Escatologia: recomeçar a vida e o mundo (5 Recomeçar?)

Sabendo que a discussão da Escatologia concentra-se no fim último do ser humano e do mundo, ousamos perguntar: o que existirá depois desse fim?

Então precisamos atentar para o sentido desse fim. O sentido literal do termo refere-se ao discurso sobre o fim, entendido como ponto final. Entretanto, tanto a filosofia como a teologia levam a discussão para outro nível: o fim como finalidade, destino.

Dessa forma a escatologia ocupa-se em discutir a finalidade da existência: por que existe tudo e não o nada? Qual o sentido da existência humana, principalmente sabendo que essa existência, por si mesma, beiro o absurdo? Cabe ao ser humano criar ou buscar um sentido para tudo ou tudo que existe tem um sentido em si mesmo, o qual deve ser descoberto/percebido a partir das indagações humanas?

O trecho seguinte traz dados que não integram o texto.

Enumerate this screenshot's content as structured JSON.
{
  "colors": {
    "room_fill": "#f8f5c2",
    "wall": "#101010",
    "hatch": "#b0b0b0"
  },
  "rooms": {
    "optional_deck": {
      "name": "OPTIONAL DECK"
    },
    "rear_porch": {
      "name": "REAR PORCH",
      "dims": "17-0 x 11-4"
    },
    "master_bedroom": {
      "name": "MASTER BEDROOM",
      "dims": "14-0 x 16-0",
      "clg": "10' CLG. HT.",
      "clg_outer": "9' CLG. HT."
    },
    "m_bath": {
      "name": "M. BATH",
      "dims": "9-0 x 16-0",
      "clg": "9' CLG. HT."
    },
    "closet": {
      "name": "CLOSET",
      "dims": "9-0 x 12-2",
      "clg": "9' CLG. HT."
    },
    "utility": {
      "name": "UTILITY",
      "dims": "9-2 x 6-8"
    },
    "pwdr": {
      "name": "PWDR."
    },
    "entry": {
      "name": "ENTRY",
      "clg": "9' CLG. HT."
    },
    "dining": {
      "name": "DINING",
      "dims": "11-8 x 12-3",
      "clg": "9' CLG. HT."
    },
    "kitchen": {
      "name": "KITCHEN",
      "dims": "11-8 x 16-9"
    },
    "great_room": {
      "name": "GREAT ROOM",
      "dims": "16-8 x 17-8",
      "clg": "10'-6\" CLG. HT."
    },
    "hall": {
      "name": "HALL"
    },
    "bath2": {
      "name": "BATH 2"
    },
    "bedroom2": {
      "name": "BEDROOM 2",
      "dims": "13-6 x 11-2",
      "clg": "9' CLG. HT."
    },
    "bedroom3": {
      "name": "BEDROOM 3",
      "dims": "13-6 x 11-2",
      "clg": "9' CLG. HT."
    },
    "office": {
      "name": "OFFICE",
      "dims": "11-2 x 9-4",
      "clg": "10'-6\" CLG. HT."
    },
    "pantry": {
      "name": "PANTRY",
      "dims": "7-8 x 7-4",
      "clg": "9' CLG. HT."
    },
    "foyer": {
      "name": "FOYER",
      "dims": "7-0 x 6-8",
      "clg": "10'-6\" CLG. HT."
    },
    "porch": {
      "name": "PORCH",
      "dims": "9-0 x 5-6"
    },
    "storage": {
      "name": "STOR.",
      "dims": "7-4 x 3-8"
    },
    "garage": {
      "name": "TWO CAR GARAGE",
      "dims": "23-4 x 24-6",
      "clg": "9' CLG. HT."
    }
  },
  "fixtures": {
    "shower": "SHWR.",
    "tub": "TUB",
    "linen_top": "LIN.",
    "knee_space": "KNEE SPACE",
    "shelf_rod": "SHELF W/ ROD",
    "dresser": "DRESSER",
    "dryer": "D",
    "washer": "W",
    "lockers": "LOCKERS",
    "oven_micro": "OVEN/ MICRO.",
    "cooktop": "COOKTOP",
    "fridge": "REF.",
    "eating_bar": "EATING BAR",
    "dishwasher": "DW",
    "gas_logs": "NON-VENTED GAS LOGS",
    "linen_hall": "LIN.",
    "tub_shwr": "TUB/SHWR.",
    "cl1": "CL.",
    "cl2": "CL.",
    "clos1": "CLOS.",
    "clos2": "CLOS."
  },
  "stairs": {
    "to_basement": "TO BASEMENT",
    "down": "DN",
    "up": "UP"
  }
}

Filosofia e teologia apontam respostas, que nem sempre se completam ou se encontram, mas isso se deve ao fato de que ambas as áreas do conhecimento possuem objetivos distintos.

Aqui estamos nos ocupando da Escatologia cristã e, neste caso, um dos pontos de reflexão é o que podemos denominar de momento de transição (cabendo frisar que não se trata de um momento cronológico, mas existencial) da realidade tal como a conhecemos e entendemos para uma outra forma de ser. A esse “momento” a teologia cristã denomina de juízo final.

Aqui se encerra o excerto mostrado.